Recreation was a bit of a misnomer; like all of convent life, it was structured. I thought it might entail kicking around a soccer ball on the convent lawns or playing croquet. Instead, the sisters and our Crossroads group were seated in a large polite circle in the conference room. Most of the sisters were engaged in various types of needlework.

Sister Elizabeth Ann was crocheting a rosary while nudging me to dish out my anecdote from a few decades earlier when I had worked in the marketing department of a record company. One of our promotions involved a British novelty rock band called The Monks, who sang such catchy tunes as “Nice Legs Shame About Her Face,” “I've Got Drugs in My Pocket (and I Don't Know What to Do with Them),” and “I Ain't Getting Any.”

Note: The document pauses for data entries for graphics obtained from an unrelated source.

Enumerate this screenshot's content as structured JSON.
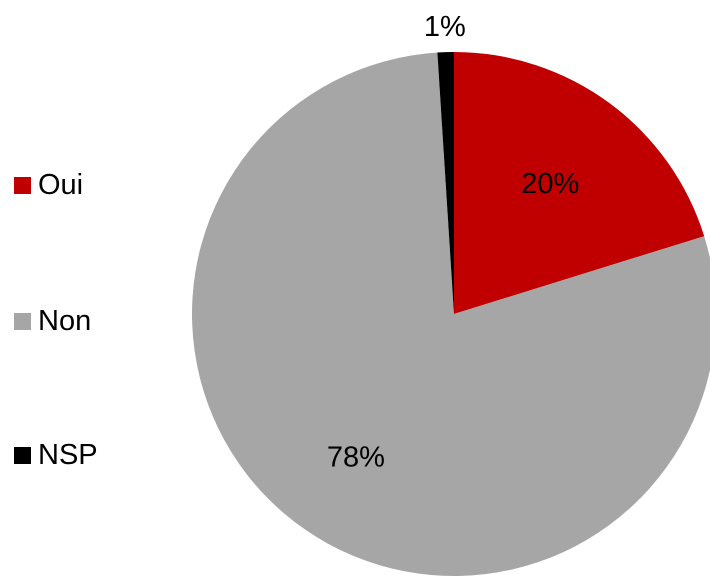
{
  "chart_data": {
    "type": "pie",
    "categories": [
      "Oui",
      "Non",
      "NSP"
    ],
    "values": [
      20,
      78,
      1
    ],
    "value_labels": [
      "20%",
      "78%",
      "1%"
    ],
    "colors": [
      "#c00000",
      "#a6a6a6",
      "#000000"
    ],
    "start_angle_deg": 0,
    "direction": "clockwise",
    "legend_position": "left",
    "title": ""
  },
  "legend": {
    "items": [
      {
        "label": "Oui",
        "color": "#c00000"
      },
      {
        "label": "Non",
        "color": "#a6a6a6"
      },
      {
        "label": "NSP",
        "color": "#000000"
      }
    ]
  }
}
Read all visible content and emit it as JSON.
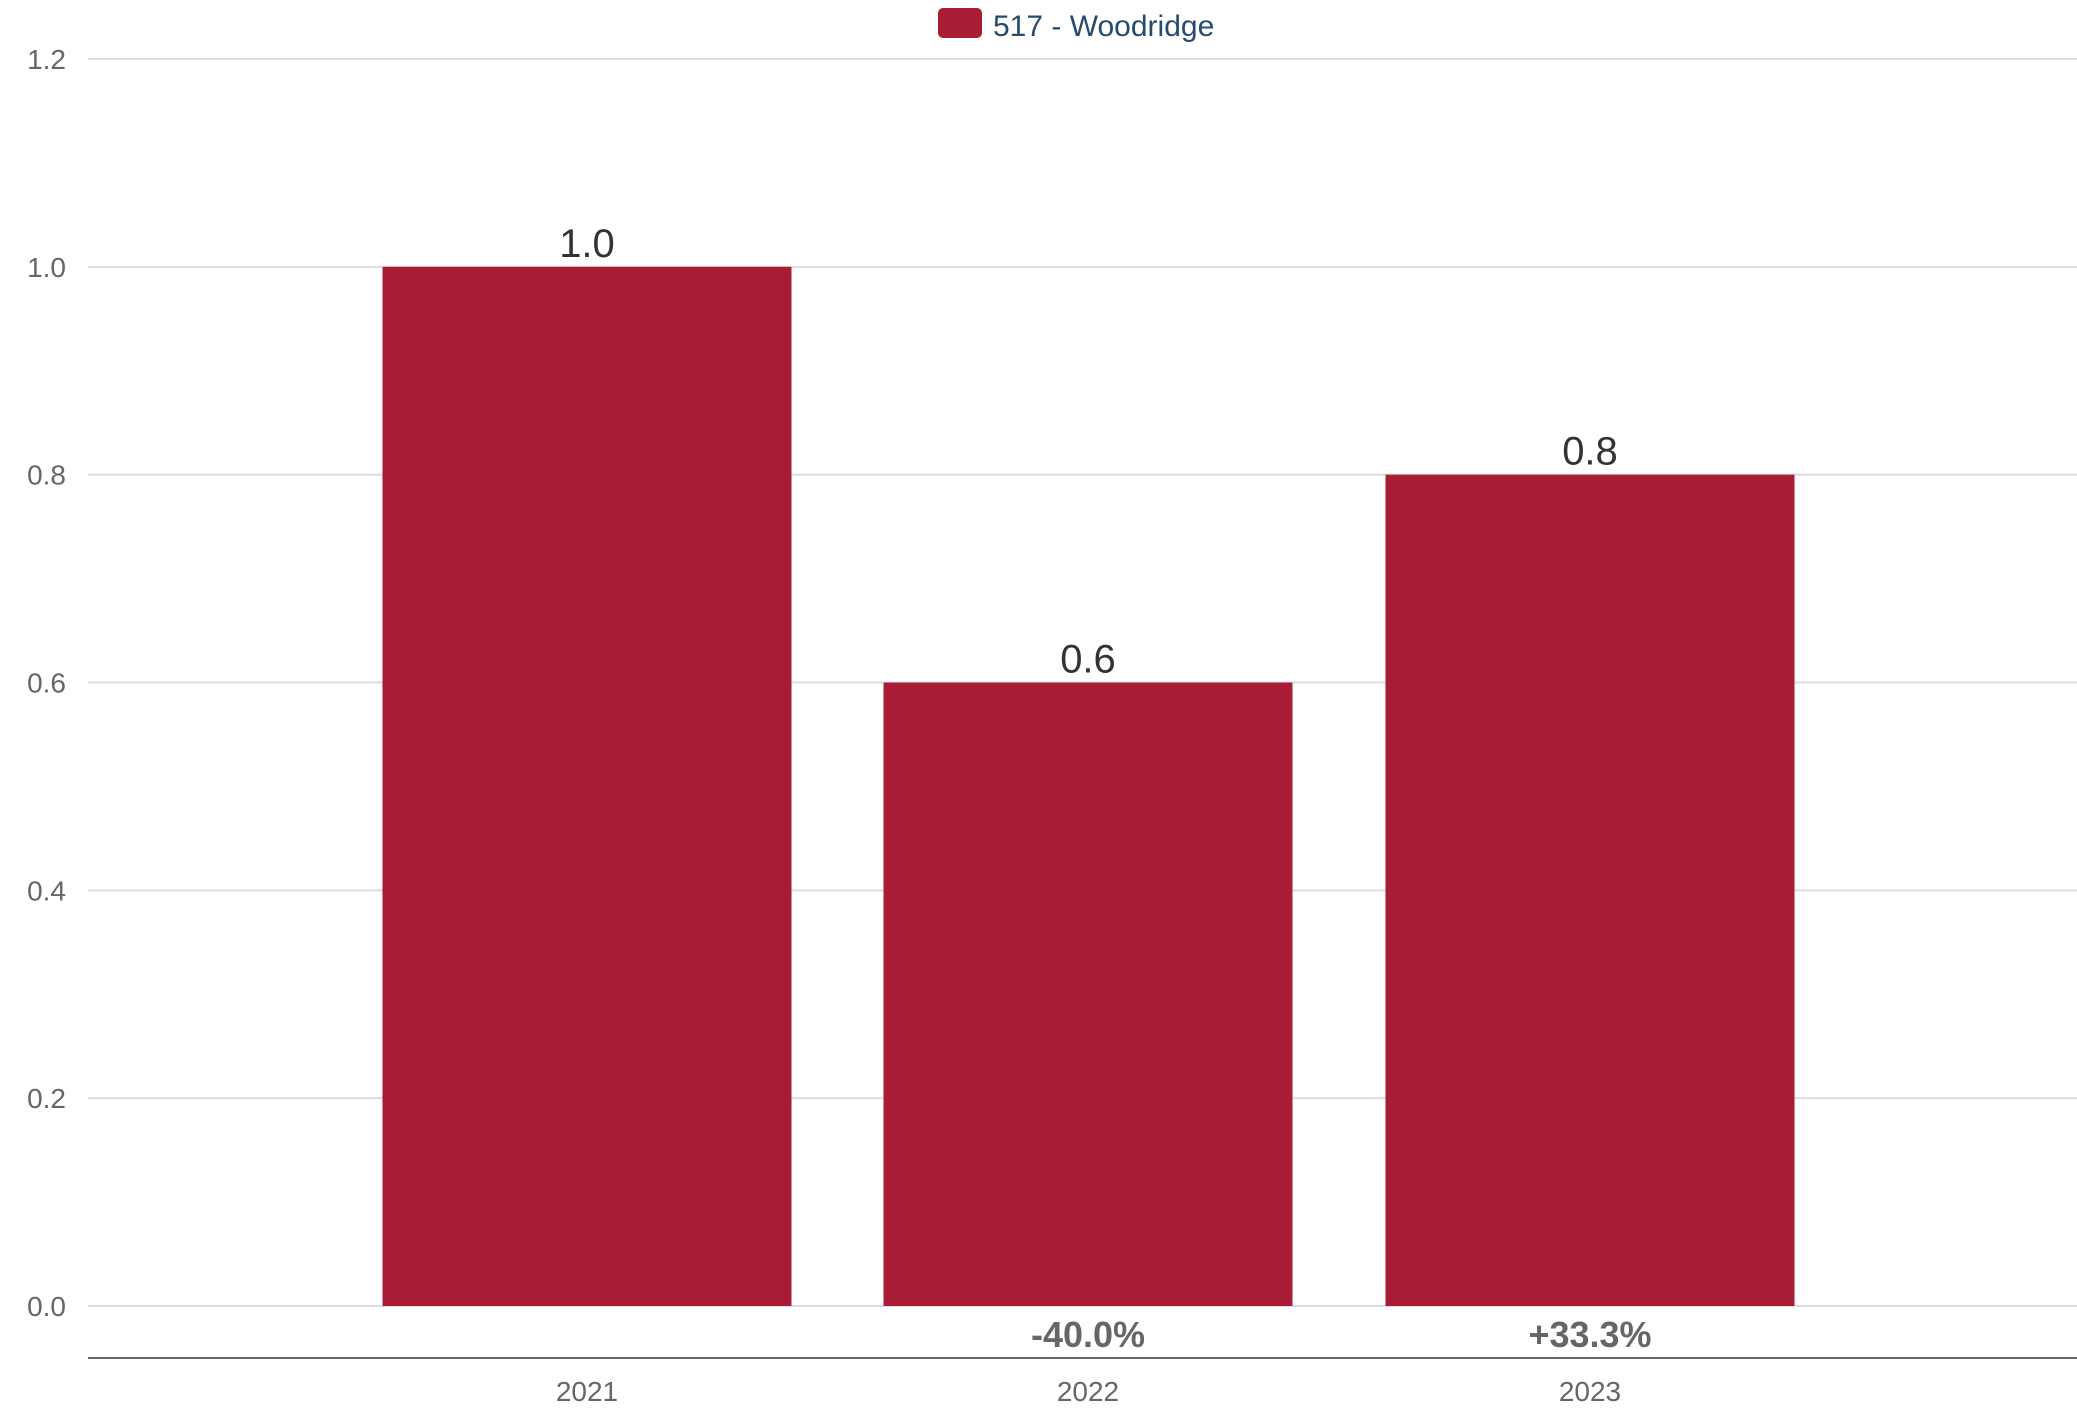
{
  "chart_data": {
    "type": "bar",
    "categories": [
      "2021",
      "2022",
      "2023"
    ],
    "series": [
      {
        "name": "517 - Woodridge",
        "values": [
          1.0,
          0.6,
          0.8
        ],
        "color": "#a81c36"
      }
    ],
    "value_labels": [
      "1.0",
      "0.6",
      "0.8"
    ],
    "change_labels": [
      "",
      "-40.0%",
      "+33.3%"
    ],
    "ylim": [
      0,
      1.2
    ],
    "yticks": [
      0,
      0.2,
      0.4,
      0.6,
      0.8,
      1.0,
      1.2
    ],
    "ytick_labels": [
      "0.0",
      "0.2",
      "0.4",
      "0.6",
      "0.8",
      "1.0",
      "1.2"
    ],
    "grid": true,
    "legend_position": "top-center",
    "title": "",
    "xlabel": "",
    "ylabel": ""
  }
}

Sister Elizabeth Ann knew of The Monks and even hummed some of their songs when I first regaled her about it. The story went like this: As part of the promotion for The Monks' album (we called them albums or
LP
s in those days), my colleagues and I decided to make the rounds of radio stations and deliver the
LP
s dressed as religious—the men as monks, and me, the sole female manager in the entire company, as a nun. It was the early 1980s, and the men I worked with were foul-mouthed, drug-snorting, sexist boors. (Trust me, I am being kind here.) But when I emerged from my office dressed in a traditional nun's habit, they suddenly turned all gentlemanly. Their tone softened; their swearing stopped; they ran ahead to open the door for me. I did not see a line of coke near any of them the entire morning. As we walked out of the office building together, one of them confided to me a bit sheepishly that he had once been an altar boy. I inclined my wimpled head receptively; it looked as though he was working up the courage to ask if I would hear his confession.

Our first stop was a radio station at the busy intersection of Bay and Yonge Streets in downtown Toronto. As I made my way from the black stretch limo (we always traveled in limos in those days) to the office tower where the station was located, several people on the street genuflected before me; two asked for a blessing. Never have I had so many people falling over themselves to assist me. Who knew that a nun's habit was the ultimate power suit and that it was such a guy magnet?

Sisters Constance Joanna and Elizabeth Ann guffawed at this story.

“When I had on that habit, I was overcome with a serenity and goodness that I had never felt,” I told them. “Somehow I knew I was meant to wear a habit.”